The Laguna Mountains are located in the eastern part of San Diego County. They range northwest to southeast for approximately 20 miles and peak at Cuyapaipe Mountain (6,378 feet).[33] These mountains extend northwest about 35 mi (56 km) from the Mexican border at the Sierra de Juárez. The Sonora desert lies to the east and the Santa Rosa Mountains are to the northwest.

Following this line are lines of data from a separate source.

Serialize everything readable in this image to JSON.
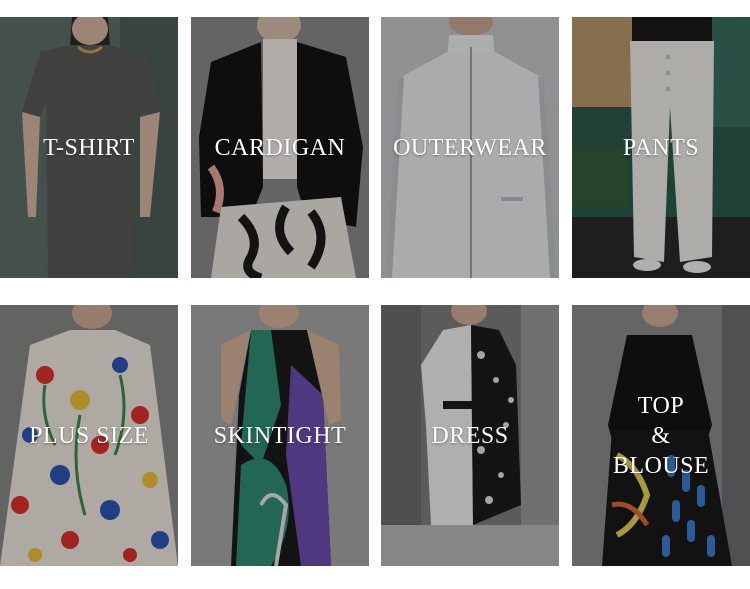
{
  "categories": [
    {
      "id": "t-shirt",
      "label": "T-SHIRT"
    },
    {
      "id": "cardigan",
      "label": "CARDIGAN"
    },
    {
      "id": "outerwear",
      "label": "OUTERWEAR"
    },
    {
      "id": "pants",
      "label": "PANTS"
    },
    {
      "id": "plus-size",
      "label": "PLUS SIZE"
    },
    {
      "id": "skintight",
      "label": "SKINTIGHT"
    },
    {
      "id": "dress",
      "label": "DRESS"
    },
    {
      "id": "top-blouse",
      "label": "TOP\n&\nBLOUSE"
    }
  ]
}
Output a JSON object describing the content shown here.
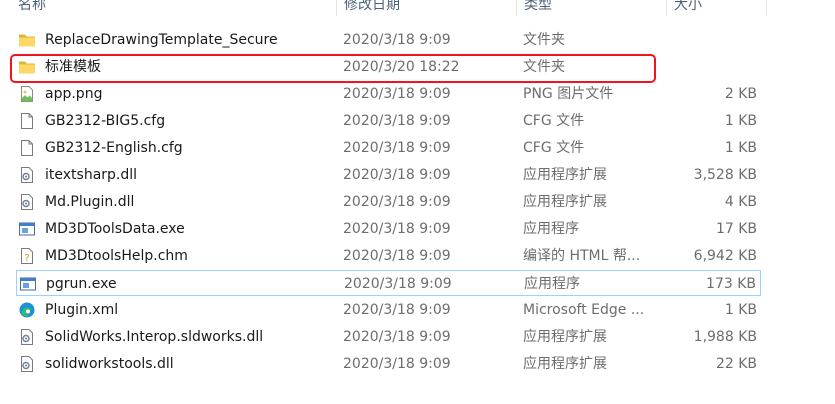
{
  "columns": {
    "name": "名称",
    "date": "修改日期",
    "type": "类型",
    "size": "大小"
  },
  "highlight_color": "#f0141e",
  "files": [
    {
      "name": "ReplaceDrawingTemplate_Secure",
      "date": "2020/3/18 9:09",
      "type": "文件夹",
      "size": "",
      "icon": "folder-icon"
    },
    {
      "name": "标准模板",
      "date": "2020/3/20 18:22",
      "type": "文件夹",
      "size": "",
      "icon": "folder-icon"
    },
    {
      "name": "app.png",
      "date": "2020/3/18 9:09",
      "type": "PNG 图片文件",
      "size": "2 KB",
      "icon": "image-file-icon"
    },
    {
      "name": "GB2312-BIG5.cfg",
      "date": "2020/3/18 9:09",
      "type": "CFG 文件",
      "size": "1 KB",
      "icon": "file-icon"
    },
    {
      "name": "GB2312-English.cfg",
      "date": "2020/3/18 9:09",
      "type": "CFG 文件",
      "size": "1 KB",
      "icon": "file-icon"
    },
    {
      "name": "itextsharp.dll",
      "date": "2020/3/18 9:09",
      "type": "应用程序扩展",
      "size": "3,528 KB",
      "icon": "dll-file-icon"
    },
    {
      "name": "Md.Plugin.dll",
      "date": "2020/3/18 9:09",
      "type": "应用程序扩展",
      "size": "4 KB",
      "icon": "dll-file-icon"
    },
    {
      "name": "MD3DToolsData.exe",
      "date": "2020/3/18 9:09",
      "type": "应用程序",
      "size": "17 KB",
      "icon": "exe-file-icon"
    },
    {
      "name": "MD3DtoolsHelp.chm",
      "date": "2020/3/18 9:09",
      "type": "编译的 HTML 帮...",
      "size": "6,942 KB",
      "icon": "help-file-icon"
    },
    {
      "name": "pgrun.exe",
      "date": "2020/3/18 9:09",
      "type": "应用程序",
      "size": "173 KB",
      "icon": "exe-file-icon"
    },
    {
      "name": "Plugin.xml",
      "date": "2020/3/18 9:09",
      "type": "Microsoft Edge ...",
      "size": "1 KB",
      "icon": "edge-file-icon"
    },
    {
      "name": "SolidWorks.Interop.sldworks.dll",
      "date": "2020/3/18 9:09",
      "type": "应用程序扩展",
      "size": "1,988 KB",
      "icon": "dll-file-icon"
    },
    {
      "name": "solidworkstools.dll",
      "date": "2020/3/18 9:09",
      "type": "应用程序扩展",
      "size": "22 KB",
      "icon": "dll-file-icon"
    }
  ]
}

The Sierra de Juárez are located south of the Laguna Mountains and north of the Sierra San Pedro Mártir, and west of the Sonora Desert. It shares the characteristic Mediterranean climate of the nearby Sierra de San Pedro Mártir, as well as similar flora and fauna.[34]

 
View from Inspiration Point in the Laguna Mountains towards Anza Borrego Desert State Park on the right and Vallecito Mountains on the left, Santa Rosa Mountains in the background

The Sierra de San Pedro Mártir are located south of the Sierra de Juárez, and serve as the drainage divide for a portion of the peninsula, separating eastern drainage from western. The range hosts the highest peak in Baja California, Picacho del Diablo (10,157 ft). Like the Sierra de Juárez, it has the most Mediterranean climate of the Peninsular ranges and together they form the Sierra Juárez and San Pedro Mártir pine-oak forests ecoregion.[35]

The Sierra de la Giganta are located in the southern part of the ranges in Baja California. This mountain range is located on the northwestern part of Mexico and runs parallel to the gulf coast of the peninsula. The highest point is Cerro de la Giganta at 5,797 feet (1,767 m) in elevation, located near Loreto.[36]

The Sierra de la Laguna are located at the southern end of the Peninsula Range, in the southernmost region of the Peninsula. The vegetation ranges from dry San Lucan xeric scrub near sea level, to pine-oak forests at the higher elevations.[37]

ClimateEdit

As with the Transverse Ranges, areas along the coast tend to have less temperature variation than do inland areas. The Peninsular ranges also form a rain shadow on the Colorado Desert region of California and on much of the larger Sonora Desert.[38] The ranges are affected by the marine layer that provides cooling temperatures and fog, and rainfall varies seasonally with tropical storm activity.